Игорь Леонидович Зайцев, заведующий лабораторией нейрофизиологии сна, шестьдесят три года, профессор, автор стандартного учебника по полисомнографии, который все называли «Зайчик», – не из нежности, а потому что фамилия. Грузный мужчина с седой бородой и привычкой смотреть поверх очков, как будто вещи интереснее, если размыты. Сел в своё кресло – единственное мягкое в конференц-зале, привилегия заведующего – и достал из кармана мятный леденец. Он всегда сосал леденцы на совещаниях. Лена подозревала, что это помогало ему не засыпать.

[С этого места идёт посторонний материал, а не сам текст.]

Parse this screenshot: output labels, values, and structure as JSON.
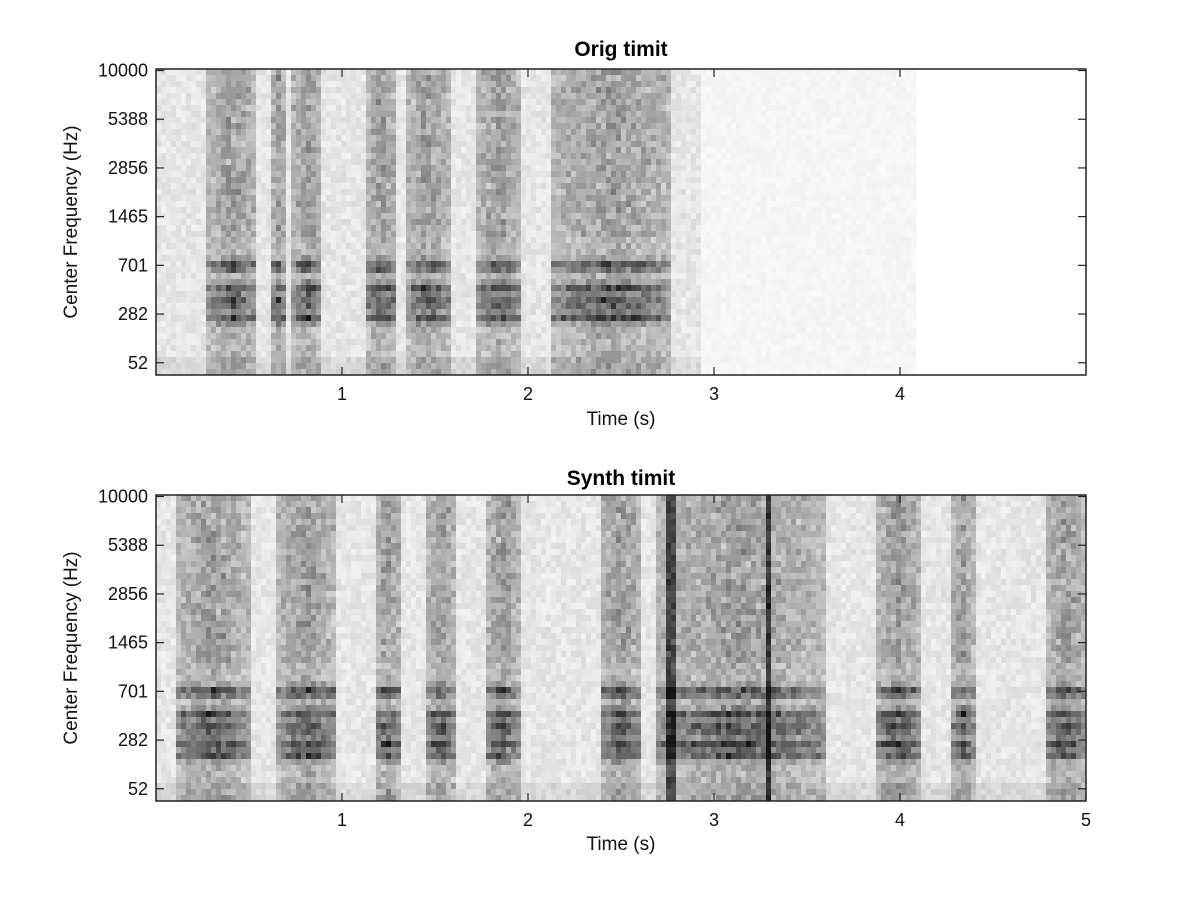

Ирина Мещерякова, доцент, специалист по парасомниям, сорок семь лет, в институте – пятнадцать, знала расположение каждой розетки и каждого таракана. Молчаливая, острая, с репутацией человека, который задаёт один вопрос, но этот вопрос попадает точно в слабое место.

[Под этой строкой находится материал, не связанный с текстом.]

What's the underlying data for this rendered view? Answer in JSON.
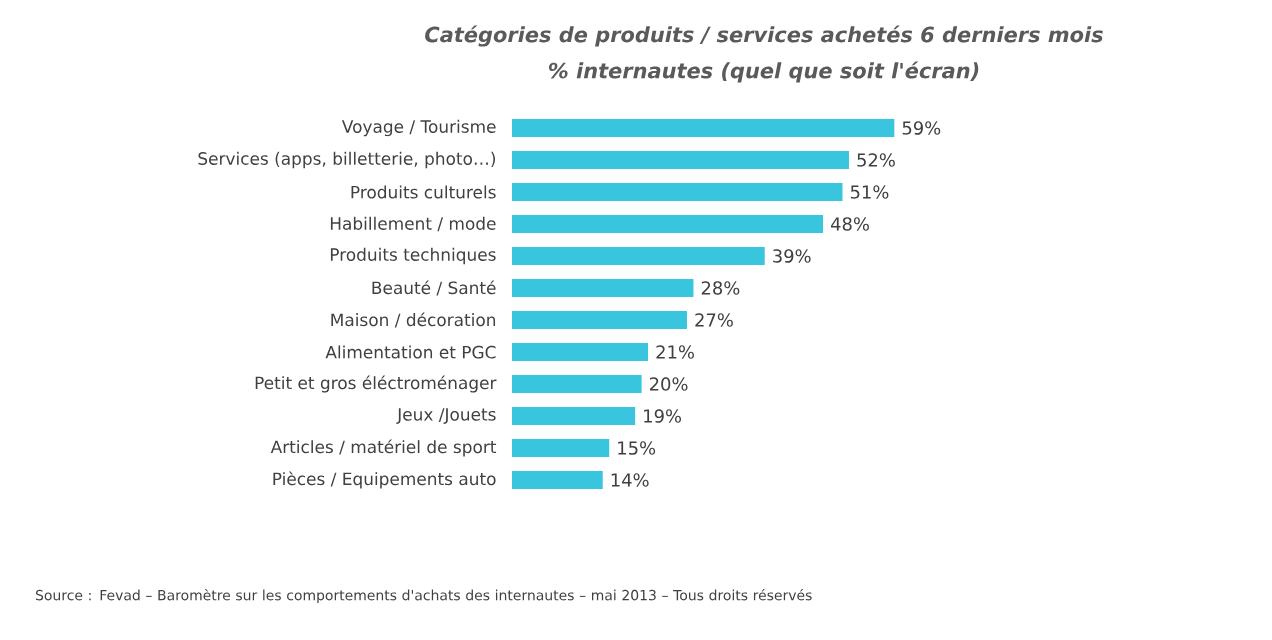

Остальные – аспиранты, постдоки, младшие научные сотрудники, включая Диму, который сидел в углу с видом человека, знающего, что сейчас произойдёт, и не уверенного, что хочет при этом присутствовать.
– Я хочу показать вам кое-что из текущего цикла «Морфея», – начала Лена, когда проектор наконец ожил и бросил на экран первый слайд: логотип проекта, дата, заголовок – «Аномальная кластеризация содержания снов: предварительный анализ». Скучное название. Лена выбрала его сознательно: скучное название не вызывает защитную реакцию.
Она провела их через данные методично, как проводят хирурги по операционному полю: вот разрез, вот ткань, вот аномалия. Первый слайд – описание выборки. Второй – алгоритм кластеризации. Третий – типичные кластеры: «падение», «преследование», «публичная нагота». Знакомое, безопасное, скучное. Леденец Зайцева стучал о зубы.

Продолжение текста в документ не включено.